In a tweet, Wintermute remarked that Bitcoin’s high-risk behavior now resembles the wild swings of altcoins. And who’s to blame? Well, it seems the AI revolution, combined with a slowdown in global trade, might just be turning the crypto world upside down in 2026.

– Wintermute (@wintermute_t) February 24, 2026

In the past, markets would jump at news like tariffs or the latest tweet from the Fed. Now? Not so much. Wintermute points out that the market seems to be shifting into an entirely new phase, where reactions are more like a collective shrug rather than a sprint to the trading desks.

It’s also worth mentioning that the Federal Reserve-once the mighty puppet master of the market-no longer has the same pull. Sluggish growth and inflation that refuses to budge mean investors are beginning to doubt the old “Fed/Trump put.” You know, the safety net that once made everyone think, “Hey, growth and tech stocks can do no wrong!” Yeah, that’s out the window now.

AI Rerating and Deglobalization: The New Market Forces

Now, let’s talk about the real culprits reshaping the landscape: AI and deglobalization. According to Wintermute, the U.S. FY25 earnings, combined with Anthropic’s model releases, have forced investors to finally face the harsh reality of AI disruption, one sector at a time.

In other words, investors are scrambling to figure out which companies are genuinely going to cash in on AI. Is it the software? The growth? Or the hardware? Seems like the easy bets on AI are over, and now it’s all about navigating the confusing, unpredictable mess of the market.

Meanwhile, deglobalization is also throwing a wrench in the gears. After the Supreme Court ruling on Section 122, tariffs are no longer a “maybe” but a permanent fixture. Supply chains are still a disaster, input costs are high, and trade and political conflicts are now a constant headache.

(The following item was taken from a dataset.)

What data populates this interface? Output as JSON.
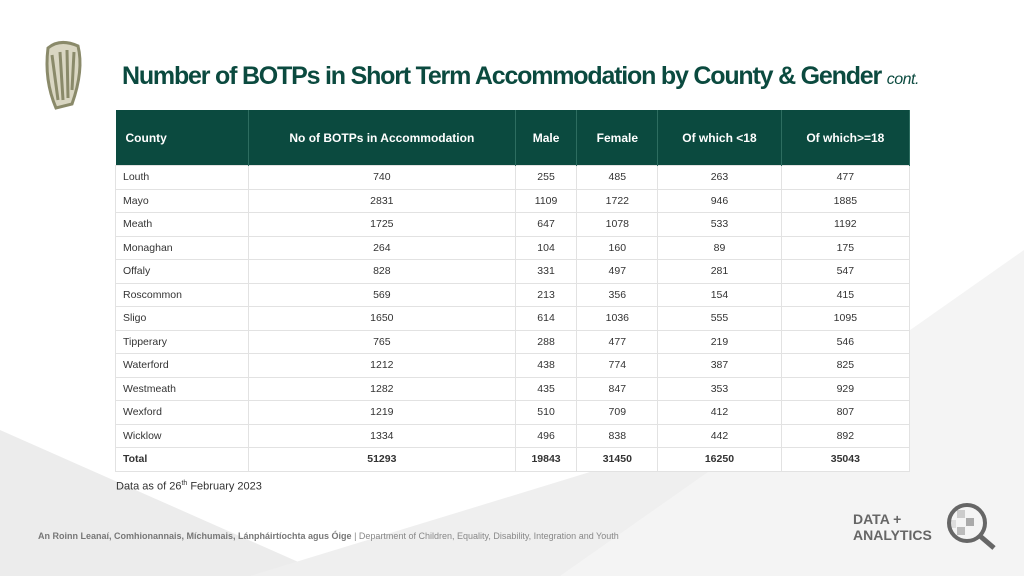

These trends are dragging down the value of once-high-flying global, software-heavy companies. Meanwhile, good ol’ traditional assets like gold, energy, and industrials are having a nice little party. Who would have thought, right?

Crypto Reacts with the Same Old Volatility

Bitcoin’s repeated failed attempts to break above $70K are telling us one thing: Big institutional investors are still sitting this one out. It’s like they’ve got a VIP pass but decided to grab a coffee instead.

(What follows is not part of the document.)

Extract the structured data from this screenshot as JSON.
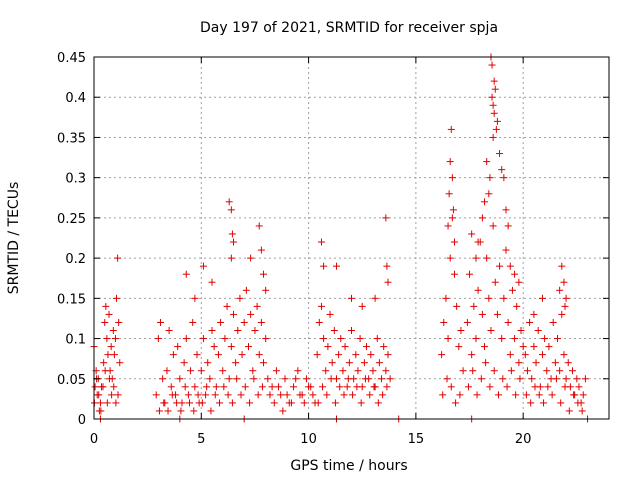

Ethereum is also not doing any better, with its price dipping below $1,900. Support levels are now at $1,600, and derivatives are flashing caution signs. The open interest is shrinking, and the put options are hanging around like unwanted party guests.

All of this? Well, it means crypto is now firmly in the “risky growth asset” category. Just like tech stocks and momentum plays, crypto is living on the edge, and investors are paying the price. The Fed can’t save us now. But don’t get too comfy, says Wintermute. They remind us that market rotations have a funny way of bringing back that sweet risk appetite and restoring some semblance of momentum.